Nein, ich finde nicht, dass die EU-Staaten angemessen reagieren. Was ich als besonders schlimm empfinde, ist die brüderschaftliche Nähe der deutschen und ungarischen Regierung. Wenn man die ideologische Nähe der ungarischen Regierung zu der offen antisemitisch und antiziganisch eingestellten Partei Jobbik beachtet, dann verwundert einen diese unbekümmerte und freundschaftliche Kommunikation der deutschen Regierung doch sehr. Guido Westerwelle hat sich nach der ungarischen Ratspräsidentschaft letztes Jahr bei Viktor Orbán bedankt, obwohl zu demselben Zeitpunkt die Roma-Integrationsstrategie und das neue Mediengesetz verabschiedet wurden und Roma aus Gyöngyöspata evakuiert werden mussten,

Was wäre Ihrer Meinung nach wichtig, um nicht-rechte Kräfte in Ungarn zu unterstützen?

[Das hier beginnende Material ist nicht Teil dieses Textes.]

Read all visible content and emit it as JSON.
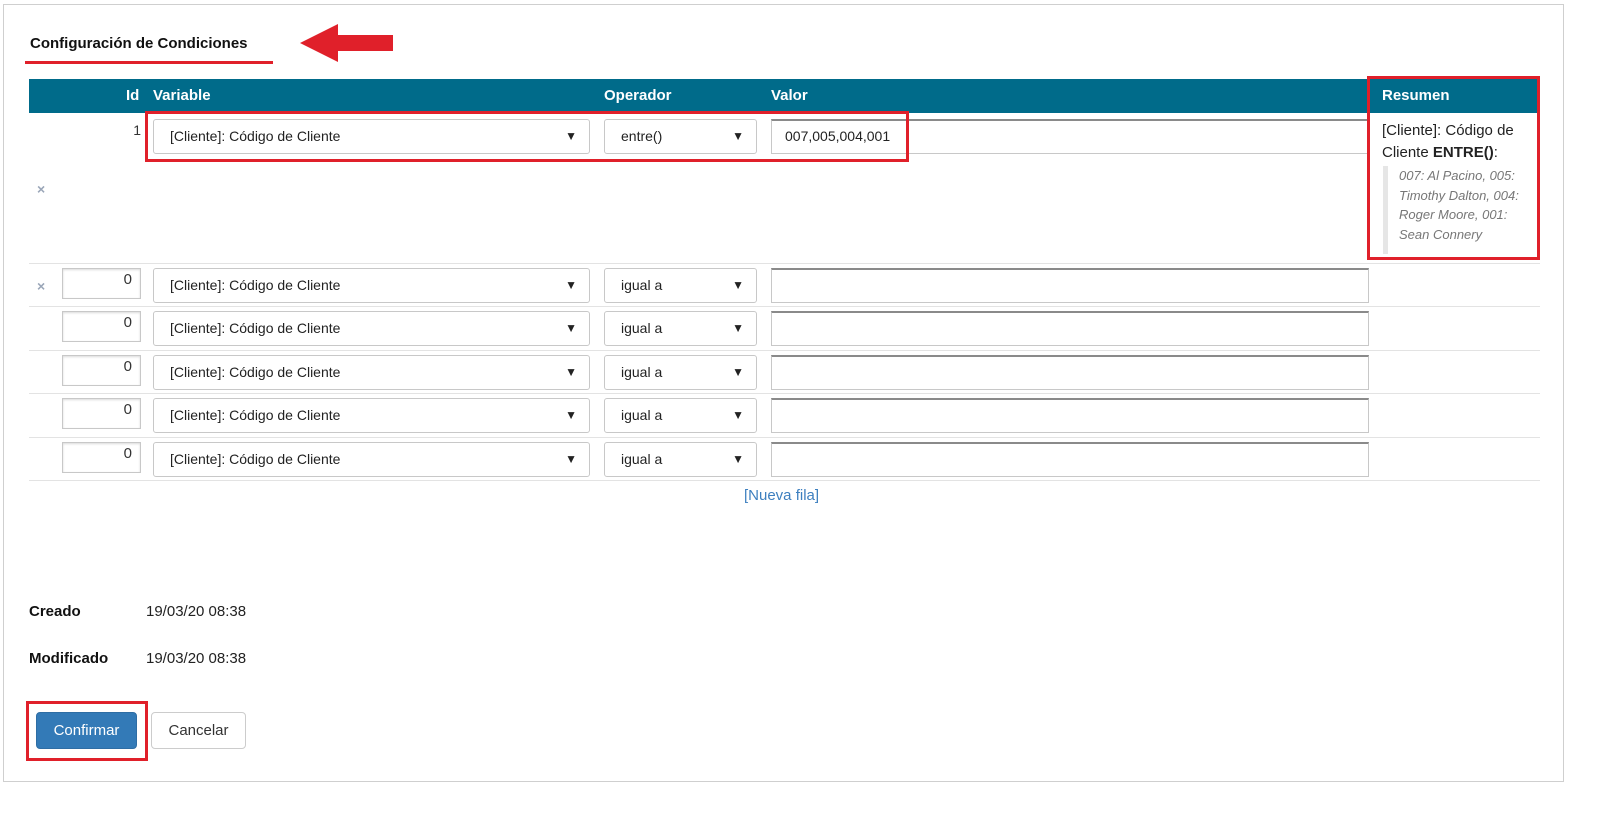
{
  "section": {
    "title": "Configuración de Condiciones"
  },
  "table": {
    "headers": {
      "id": "Id",
      "variable": "Variable",
      "operador": "Operador",
      "valor": "Valor",
      "resumen": "Resumen"
    },
    "rows": [
      {
        "id": "1",
        "variable": "[Cliente]: Código de Cliente",
        "operador": "entre()",
        "valor": "007,005,004,001"
      },
      {
        "id": "0",
        "variable": "[Cliente]: Código de Cliente",
        "operador": "igual a",
        "valor": ""
      },
      {
        "id": "0",
        "variable": "[Cliente]: Código de Cliente",
        "operador": "igual a",
        "valor": ""
      },
      {
        "id": "0",
        "variable": "[Cliente]: Código de Cliente",
        "operador": "igual a",
        "valor": ""
      },
      {
        "id": "0",
        "variable": "[Cliente]: Código de Cliente",
        "operador": "igual a",
        "valor": ""
      },
      {
        "id": "0",
        "variable": "[Cliente]: Código de Cliente",
        "operador": "igual a",
        "valor": ""
      }
    ],
    "delete_glyph": "×",
    "caret_glyph": "▼"
  },
  "resumen": {
    "prefix": "[Cliente]: Código de Cliente ",
    "operator": "ENTRE()",
    "suffix": ":",
    "detail": "007: Al Pacino, 005: Timothy Dalton, 004: Roger Moore, 001: Sean Connery"
  },
  "nueva_fila": "[Nueva fila]",
  "meta": {
    "creado_label": "Creado",
    "creado_value": "19/03/20 08:38",
    "modificado_label": "Modificado",
    "modificado_value": "19/03/20 08:38"
  },
  "buttons": {
    "confirm": "Confirmar",
    "cancel": "Cancelar"
  },
  "colors": {
    "header": "#006b8a",
    "highlight": "#e0202a",
    "primary": "#337ab7",
    "link": "#3d7fbf"
  }
}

Man muss Organisationen, die wirklich demokratisch sind, unterstützen. Stalinistische Antifas beispielsweise müssen differenziert behandelt werden. Die ‚Milla‘-Bewegung, die fälschlicherweise einen nicht-demokratischen Anschein macht, scheint ein gutes Beispiel für eine konstruktive, oppositionelle Bewegung zu sein. Auch die ‚Bürgerrechtsbewegung für die Republik‘ leistet tolle Arbeit, nicht zu schweigen von der Gemeinde Gábor Iványis und von weiteren kleinen Organisationen. Solche Bewegungen brauchen dringend finanzielle Unterstützung. Außerdem brauchen sie Aufmerksamkeit. Die deutsche Presse ist da vorbildhaft. Die deutschen Medien berichten im Gegensatz zu den anderen europäischen Ländern am intensivsten über die aktuelle Lage in Ungarn. Was fehlt, ist die Unterstützung der deutschen Regierung und der EU.